We Are Part of a Sacred Covenant
by Elyse Brazel
On Saturday and Sunday, I had the opportunity to attend the 4Rs Youth Summit at the Truth and Reconciliation Commission hearings in Edmonton. One hundred thirty four young leaders (ages 18-30) from Indigenous and non-Indigenous communities across the country were given the rare opportunity to meet face to face and to have a dialogue about what we want our future to look like.
These young leaders were brought together by 14 organizations representing 3 to 4 million Canadian youth, including the Assembly of First Nations, Congress of Aboriginal Peoples, Boys and Girls Clubs of Canada, Big Brothers Big Sisters of Canada, YMCA and YWCA Canada, the Inspirit Foundation and Community Foundations of Canada. The name “4Rs” stands for respect, reconciliation, reciprocity and relevance.
Over the 2-day event we talked about many things including identity and privilege. We listened to each other’s lived experiences and had real conversations about the intergenerational effects of the Indian Residential Schools system on individuals, families and communities. We examined the stereotypes held by Canada’s dominant culture that perpetuates discrimination and racism. These conversations were both challenging and engaging, and they forced me to re-examine my assumptions. We found out that we were often not speaking the same language. Some people said they didn’t think reconciliation is possible because the word implies that a good relationship between First Nations and settlers existed in the first place. Some Indigenous youth took issue with the unifying phrase “We are all Canadian” that we often hear thrown around because they don’t identify as “Canadian”. Some newcomers to Canada struggled with the dichotomy of Indigenous/non-Indigenous because they don’t fit in either category. Many of them were offended to be slotted into the “settler” category knowing that they migrated to Canada because of the impacts of European colonialism and the destructive environmental impacts of global capitalism in their home countries.

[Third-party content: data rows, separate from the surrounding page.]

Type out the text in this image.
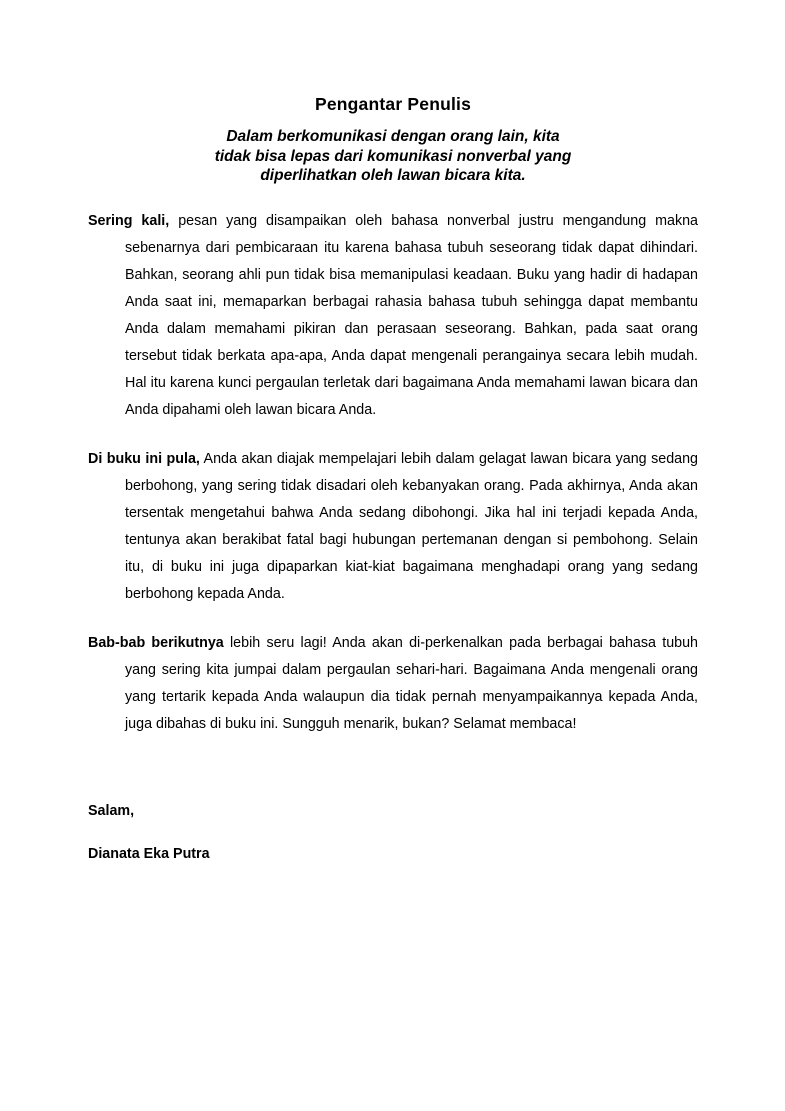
Pengantar Penulis
Dalam berkomunikasi dengan orang lain, kita
tidak bisa lepas dari komunikasi nonverbal yang
diperlihatkan oleh lawan bicara kita.

Sering kali, pesan yang disampaikan oleh bahasa nonverbal justru mengandung makna sebenarnya dari pembicaraan itu karena bahasa tubuh seseorang tidak dapat dihindari. Bahkan, seorang ahli pun tidak bisa memanipulasi keadaan. Buku yang hadir di hadapan Anda saat ini, memaparkan berbagai rahasia bahasa tubuh sehingga dapat membantu Anda dalam memahami pikiran dan perasaan seseorang. Bahkan, pada saat orang tersebut tidak berkata apa-apa, Anda dapat mengenali perangainya secara lebih mudah. Hal itu karena kunci pergaulan terletak dari bagaimana Anda memahami lawan bicara dan Anda dipahami oleh lawan bicara Anda.

Di buku ini pula, Anda akan diajak mempelajari lebih dalam gelagat lawan bicara yang sedang berbohong, yang sering tidak disadari oleh kebanyakan orang. Pada akhirnya, Anda akan tersentak mengetahui bahwa Anda sedang dibohongi. Jika hal ini terjadi kepada Anda, tentunya akan berakibat fatal bagi hubungan pertemanan dengan si pembohong. Selain itu, di buku ini juga dipaparkan kiat-kiat bagaimana menghadapi orang yang sedang berbohong kepada Anda.

Bab-bab berikutnya lebih seru lagi! Anda akan di-perkenalkan pada berbagai bahasa tubuh yang sering kita jumpai dalam pergaulan sehari-hari. Bagaimana Anda mengenali orang yang tertarik kepada Anda walaupun dia tidak pernah menyampaikannya kepada Anda, juga dibahas di buku ini. Sungguh menarik, bukan? Selamat membaca!

Salam,

Dianata Eka Putra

After our conversations, I realized that the process of reconciliation is going to be long and complicated, but that this movement is 4R future. Together, Indigenous and non-Indigenous, we have found a shared purpose in carrying out justice for Indigenous people and in creating a movement that will work towards building a country we can all be proud of. Canada may be a wounded and broken country, but we can agree to commit ourselves to move forward in unity, establishing new and healthy relationships. We were reminded that when the treaties were first signed we became a part of a sacred covenant; that we, Indigenous and non-Indigenous people, would live together in peace and prosperity. As Christians, a covenantal people, we should recognize what kind of commitment that is.
In the expression of reconciliation offered by the 4Rs, we promised to keep the sacred fires burning and the drums beating beyond the mandate of the TRC. Our gift was a drum, its design inspired by the Bentwood Box, painted in the 4 colors of the medicine wheel that speaks of balance and harmony.
It’s funny that the theme for this TRC was wisdom but we leave the TRC still not knowing what the road to reconciliation will exactly look like. This is okay. What we do have is the elders’ blessing, a reminder that even though me may not see the path, we can still walk it in a good way and with the reassurance of knowing that we are walking this long path together.